Monday, January 11, 2010

Winter Time Diversions

Cliff Morrow
My wife has been a lifelong ardent lover of horses. She grew up in Denver and had spent much of her childhood free time and money by renting and riding horses. That is up until she received a horse for a birthday gift when she was 12. That ownership led to a lifelong attraction to the hairy beasts.
Most of my childhood horse experience was gained in front of a black and white television, watching the Lone Ranger and Roy Rogers and Dale Evans. Not a lot of practical experience was gained from observing the Lone Ranger unless of course you think horses should be at a full gallop, all of the time. I think "Silver" was an old barrel horse.
At our farm, we ran out of Dad's work horses in the early 1950s. The last two horses spent their final days here on this farm doing what horses do best, converting hay into fertilizer.
We did 'winter' a horse for a man for a few years back in my middle school days. Uh, middle school would have been the middle two rows of desks in our first through eighth grade country school.
Back then you could get a free horse to use doing your cattle chores in the wintertime so long as you fed and watered the mare from fall through late spring. (Incidentally I would now make that same offer to someone else who needed a horse to look at in the winter time.)
These horses were broodmares and expecting young ones, so they became too wide to ride by about April. Those few years were the extent of my horse experience. It did prove successful in getting me over the "romantic" notion in my mind of being able to ride into the sunset strumming my guitar while singing Happy Trails in two-part harmony. The main reason for my lack of continued enthusiasm is that I didn't know what I was doing, and the horse did know what she was doing. And besides, neither one of us could play a guitar.
Case in point is the day I was at a full gallop in a field of cornstalks and heading to look at the cattle on the east side of the 160 acres.

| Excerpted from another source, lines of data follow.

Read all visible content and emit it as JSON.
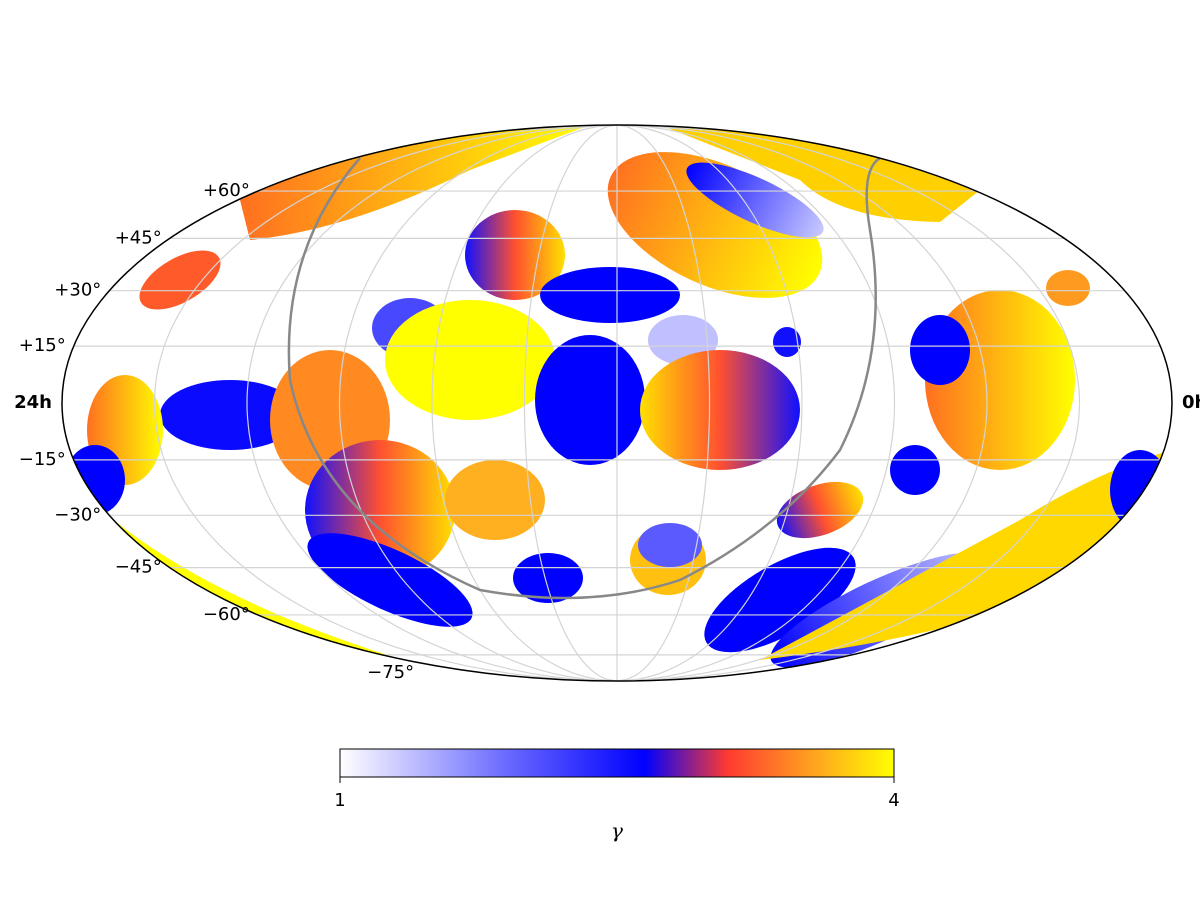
{
  "chart_data": {
    "type": "skymap",
    "xlim": [
      24,
      0
    ],
    "xticks": [
      {
        "value": 24,
        "label": "24h"
      },
      {
        "value": 0,
        "label": "0h"
      }
    ],
    "ylim": [
      -90,
      90
    ],
    "yticks": [
      {
        "value": 60,
        "label": "+60°"
      },
      {
        "value": 45,
        "label": "+45°"
      },
      {
        "value": 30,
        "label": "+30°"
      },
      {
        "value": 15,
        "label": "+15°"
      },
      {
        "value": -15,
        "label": "−15°"
      },
      {
        "value": -30,
        "label": "−30°"
      },
      {
        "value": -45,
        "label": "−45°"
      },
      {
        "value": -60,
        "label": "−60°"
      },
      {
        "value": -75,
        "label": "−75°"
      }
    ],
    "grid": true,
    "colorbar": {
      "label": "γ",
      "lim": [
        1,
        4
      ],
      "ticks": [
        1,
        4
      ]
    }
  }
}
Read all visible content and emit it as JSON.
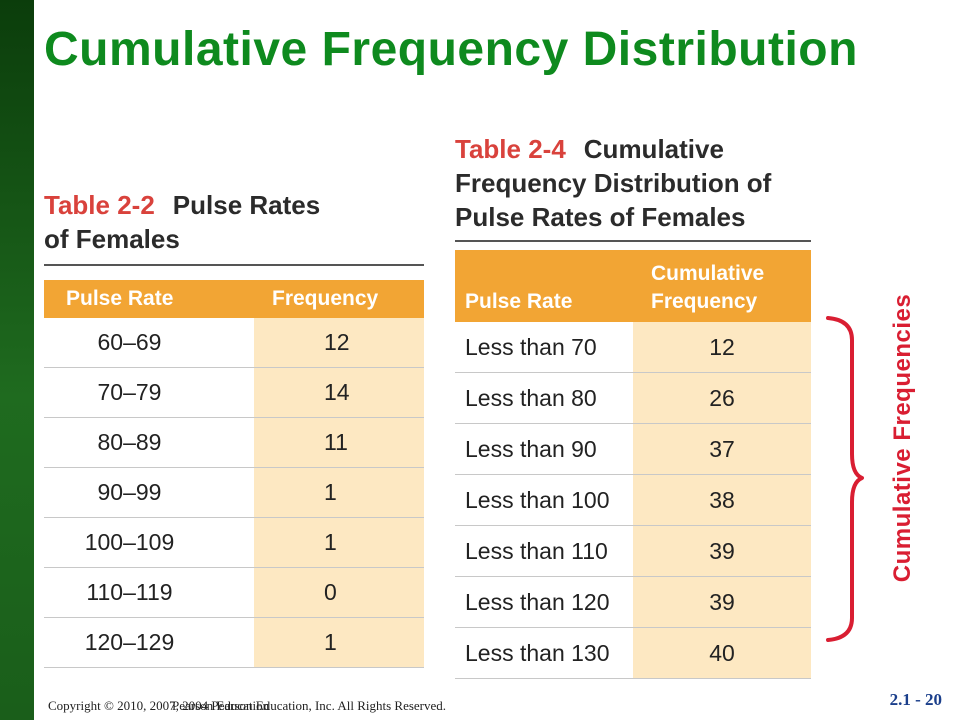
{
  "slide": {
    "title": "Cumulative Frequency Distribution",
    "slide_number": "2.1 - 20",
    "copyright_line": "Copyright © 2010, 2007, 2004 Pearson Education, Inc. All Rights Reserved.",
    "copyright_overlay": "Pearson Education"
  },
  "table_2_2": {
    "label": "Table 2-2",
    "title_line1": "Pulse Rates",
    "title_line2": "of Females",
    "headers": [
      "Pulse Rate",
      "Frequency"
    ],
    "rows": [
      [
        "60–69",
        "12"
      ],
      [
        "70–79",
        "14"
      ],
      [
        "80–89",
        "11"
      ],
      [
        "90–99",
        "1"
      ],
      [
        "100–109",
        "1"
      ],
      [
        "110–119",
        "0"
      ],
      [
        "120–129",
        "1"
      ]
    ]
  },
  "table_2_4": {
    "label": "Table 2-4",
    "title_line1": "Cumulative",
    "title_line2": "Frequency Distribution of",
    "title_line3": "Pulse Rates of Females",
    "headers": [
      "Pulse Rate",
      "Cumulative",
      "Frequency"
    ],
    "rows": [
      [
        "Less than 70",
        "12"
      ],
      [
        "Less than 80",
        "26"
      ],
      [
        "Less than 90",
        "37"
      ],
      [
        "Less than 100",
        "38"
      ],
      [
        "Less than 110",
        "39"
      ],
      [
        "Less than 120",
        "39"
      ],
      [
        "Less than 130",
        "40"
      ]
    ]
  },
  "annotation": {
    "label": "Cumulative Frequencies",
    "color": "#d91e32"
  },
  "colors": {
    "title_green": "#0e8a1e",
    "header_orange": "#f2a534",
    "value_cell": "#fde8c2",
    "table_label_red": "#d9423c"
  }
}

I noticed that the cinch was flapping in the wind on the south side of the horse and that the big leather cinch strap was doing the same on the north side of the horse. I felt like the coyote on the Road Runner cartoons who always looked straight into the camera lens after accidentally running out into mid-air, on a chase.
I really didn't know how to ride but I gained valuable experience that day. I knew I could ride that horse at a gallop without a cinch, and that I could ride her at a walk without a cinch. I had my doubts about the 'trot' one must go through between the two. My doubts were well founded.
As my stunt riding career came to a close, my future bride was in Denver becoming proficient at riding hunters and jumpers. After we met and married, it was my desire to try to impress her with the idea of something that I had seen in a Courier and Ives painting. I was going to make a sleigh, and I would have her buy a single harness and train one of our horses to pull it. I did build the sleigh. It was sturdy and very, very heavy. I had welded it together. Farmers shouldn't build sleighs. It turned into what a training sleigh for an elephant might look like.
Marilyn was successful with her part of the bargain and the big day arrived. We harnessed the horse, placed a set of sleigh bells on the harness, put on all of the clothes we owned, (it was about zero out) and started over to the neighbors to say "Hi neighbors!" Then we answered some of their questions, "Oh sure, the sleigh, yeah we thought we'd save some money and come visit under horsepower." "Well, we were walking because the mare can't pull the sleigh with people in it, it's too heavy." "Yep, she is a stout sled." "Thanks."
As it turned out we had lunch with the neighbors and the horse then had more than enough power to pull both the sleigh and my wife and I, after we had made the turn toward home. Horses are like that. By the end of that frosty trip, I also learned that as romantic as riding in the fresh air on a sleigh might sound, it isn't. Horses constantly shed hair in the wintertime, and they don't have catalytic converters on their exhaust systems and it's so cold that the word "survival" begins to have clear meaning.
If you want to try this yourself, pick a really cold day, put on all the clothes you own, then roll the window down on your pickup for the next 20 miles. Don't forget the bells. Quite romantic, eh?